Tate showboated not once but twice on long touchdown receptions during Detroit's 26-24 loss to Dallas on Sunday, earning him a talking to from his coach.
Late in the first quarter, Tate caught a third-down pass when the defensive back in coverage stumbled. Tate turned up field, and after juking past the safety, began high-stepping the final 15 yards to the end zone, holding the ball out behind him before slowing down and walking the final step across the goal line backwards.
As Tate continued to celebrate on the sideline, Patrica could be seen pulling him in for a hug, while delivering a private message to his receiver not to do that again.
"I gotta fix it," Tate said. "At the end of the day, I'm having fun, but I got to put the team first. Because if I fumble that ball and it goes out the back of the end zone, or something happens and the ball goes out of bounds and we don't score, then I feel like a (expletive).
"Obviously a lot of things can happen — a lot of bad things can happen. So he says just to celebrate once you get into the end zone."
Unfortunately, the message went in one ear and out the other. When Tate hauled in a go-ahead touchdown late in the fourth quarter, he again held the ball out before crossing the goal line, taunting a Cowboys defensive back.
"Yeah, you know, just a selfish play on my part," Tate said. "I let my emotions get way too involved in that game at the end, and kind of forgot what (Patricia) said. So I'm sure he's going to coach me, and (offensive coordinator) Jim Bob (Cooter's) going to coach me, and my position coach is going to coach me. So, just have to be better next time."
Good luck with that. Tate isn't nicknamed "Showtime" for nothing.

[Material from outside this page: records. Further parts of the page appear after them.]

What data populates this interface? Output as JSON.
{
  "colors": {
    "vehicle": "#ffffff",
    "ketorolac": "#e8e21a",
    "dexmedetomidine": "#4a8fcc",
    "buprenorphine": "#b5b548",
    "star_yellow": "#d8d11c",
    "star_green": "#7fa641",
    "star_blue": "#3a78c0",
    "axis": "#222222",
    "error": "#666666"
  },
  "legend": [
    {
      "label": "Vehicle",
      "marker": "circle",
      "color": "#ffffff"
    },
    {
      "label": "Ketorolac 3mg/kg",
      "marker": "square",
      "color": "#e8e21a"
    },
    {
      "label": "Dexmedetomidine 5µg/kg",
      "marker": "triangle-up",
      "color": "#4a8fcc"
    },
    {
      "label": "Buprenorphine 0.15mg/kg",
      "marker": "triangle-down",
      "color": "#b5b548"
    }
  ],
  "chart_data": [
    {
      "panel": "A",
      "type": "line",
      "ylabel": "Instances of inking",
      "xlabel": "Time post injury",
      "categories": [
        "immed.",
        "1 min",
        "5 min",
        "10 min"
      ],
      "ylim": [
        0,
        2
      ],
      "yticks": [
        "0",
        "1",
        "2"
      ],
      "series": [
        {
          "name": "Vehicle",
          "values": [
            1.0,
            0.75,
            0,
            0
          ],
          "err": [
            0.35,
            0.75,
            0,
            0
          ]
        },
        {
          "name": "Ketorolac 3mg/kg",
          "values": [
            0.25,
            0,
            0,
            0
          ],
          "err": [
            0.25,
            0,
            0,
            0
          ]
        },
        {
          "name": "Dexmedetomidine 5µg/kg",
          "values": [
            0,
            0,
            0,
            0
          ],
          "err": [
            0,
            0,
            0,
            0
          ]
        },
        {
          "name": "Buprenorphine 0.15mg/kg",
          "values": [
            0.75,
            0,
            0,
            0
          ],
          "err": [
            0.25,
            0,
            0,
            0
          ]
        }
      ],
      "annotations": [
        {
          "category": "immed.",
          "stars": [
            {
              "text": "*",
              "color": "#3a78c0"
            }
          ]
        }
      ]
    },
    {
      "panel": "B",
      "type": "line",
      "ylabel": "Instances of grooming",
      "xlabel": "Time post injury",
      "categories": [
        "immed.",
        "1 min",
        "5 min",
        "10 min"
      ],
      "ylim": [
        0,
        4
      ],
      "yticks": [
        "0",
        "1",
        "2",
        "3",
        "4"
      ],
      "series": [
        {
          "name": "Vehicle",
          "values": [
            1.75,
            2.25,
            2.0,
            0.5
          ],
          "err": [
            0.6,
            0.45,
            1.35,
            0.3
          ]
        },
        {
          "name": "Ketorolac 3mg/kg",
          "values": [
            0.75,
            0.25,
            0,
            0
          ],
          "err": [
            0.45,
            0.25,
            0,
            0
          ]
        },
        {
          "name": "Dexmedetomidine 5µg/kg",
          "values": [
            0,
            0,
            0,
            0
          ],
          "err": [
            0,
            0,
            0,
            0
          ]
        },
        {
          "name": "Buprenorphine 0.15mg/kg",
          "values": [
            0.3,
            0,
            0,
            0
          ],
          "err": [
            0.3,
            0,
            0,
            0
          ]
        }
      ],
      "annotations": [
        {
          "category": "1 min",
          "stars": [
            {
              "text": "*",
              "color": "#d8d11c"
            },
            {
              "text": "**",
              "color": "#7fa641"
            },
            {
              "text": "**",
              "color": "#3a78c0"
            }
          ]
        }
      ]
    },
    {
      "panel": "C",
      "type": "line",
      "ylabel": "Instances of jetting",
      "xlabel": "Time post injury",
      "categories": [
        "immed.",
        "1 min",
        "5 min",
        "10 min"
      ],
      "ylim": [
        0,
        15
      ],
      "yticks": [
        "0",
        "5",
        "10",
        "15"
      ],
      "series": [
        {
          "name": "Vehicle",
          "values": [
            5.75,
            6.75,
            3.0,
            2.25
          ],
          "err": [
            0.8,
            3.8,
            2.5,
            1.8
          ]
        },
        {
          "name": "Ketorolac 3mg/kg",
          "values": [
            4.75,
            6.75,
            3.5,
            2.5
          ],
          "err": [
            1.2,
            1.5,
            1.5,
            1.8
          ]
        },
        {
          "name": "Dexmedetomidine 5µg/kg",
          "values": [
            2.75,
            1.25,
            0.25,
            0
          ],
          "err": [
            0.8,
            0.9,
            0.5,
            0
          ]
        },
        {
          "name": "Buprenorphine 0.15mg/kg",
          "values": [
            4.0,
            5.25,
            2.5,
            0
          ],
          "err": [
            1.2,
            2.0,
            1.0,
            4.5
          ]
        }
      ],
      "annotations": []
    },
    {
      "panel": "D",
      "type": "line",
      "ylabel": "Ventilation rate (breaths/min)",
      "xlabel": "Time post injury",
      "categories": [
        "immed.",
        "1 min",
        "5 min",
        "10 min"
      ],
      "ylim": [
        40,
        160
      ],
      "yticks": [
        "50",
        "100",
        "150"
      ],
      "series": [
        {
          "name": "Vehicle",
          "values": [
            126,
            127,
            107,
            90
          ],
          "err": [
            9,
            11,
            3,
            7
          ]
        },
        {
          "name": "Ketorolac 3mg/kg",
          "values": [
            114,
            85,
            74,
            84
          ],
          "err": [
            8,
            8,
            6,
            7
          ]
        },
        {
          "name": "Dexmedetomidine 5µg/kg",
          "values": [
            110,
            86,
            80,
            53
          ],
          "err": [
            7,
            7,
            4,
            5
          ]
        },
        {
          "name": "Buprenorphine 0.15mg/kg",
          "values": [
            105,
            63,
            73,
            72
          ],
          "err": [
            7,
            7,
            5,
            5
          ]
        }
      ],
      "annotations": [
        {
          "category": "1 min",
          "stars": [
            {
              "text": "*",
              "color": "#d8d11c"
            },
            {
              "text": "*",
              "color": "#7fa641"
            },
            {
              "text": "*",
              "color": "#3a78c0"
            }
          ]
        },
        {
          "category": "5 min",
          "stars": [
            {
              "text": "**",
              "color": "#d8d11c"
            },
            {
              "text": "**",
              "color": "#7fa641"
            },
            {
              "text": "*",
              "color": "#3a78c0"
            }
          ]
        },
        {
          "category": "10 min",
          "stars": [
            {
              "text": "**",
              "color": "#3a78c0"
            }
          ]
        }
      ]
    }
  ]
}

And it's not like this is new behavior. One of the team's more iconic moments from recent years saw Tate risking both injury and ball security when he hurled his body across the goal line for the winning touchdown, in overtime, against the Minnesota Vikings.
Former Lions coach Jim Caldwell, who embraced his players having personality and choreographed end-zone celebrations, wasn't fond of that one.
"I certainly would rather have him do something else, like cross it the normal way with the ball tucked underneath your arm, nice and tight," Caldwell said during a radio interview shortly after that game. "But Golden is Golden. He’s going to have a little flair. But we’ll be able to make an example of that because if that ball, obviously, gets knocked out, then we’re all singing a little different tune."
Tate finished the game against Dallas with eight catches on eight targets for 132 yards and the two scores. In the final year of his contract with the Lions, he leads the team with 28 receptions for 389 yards and three touchdowns.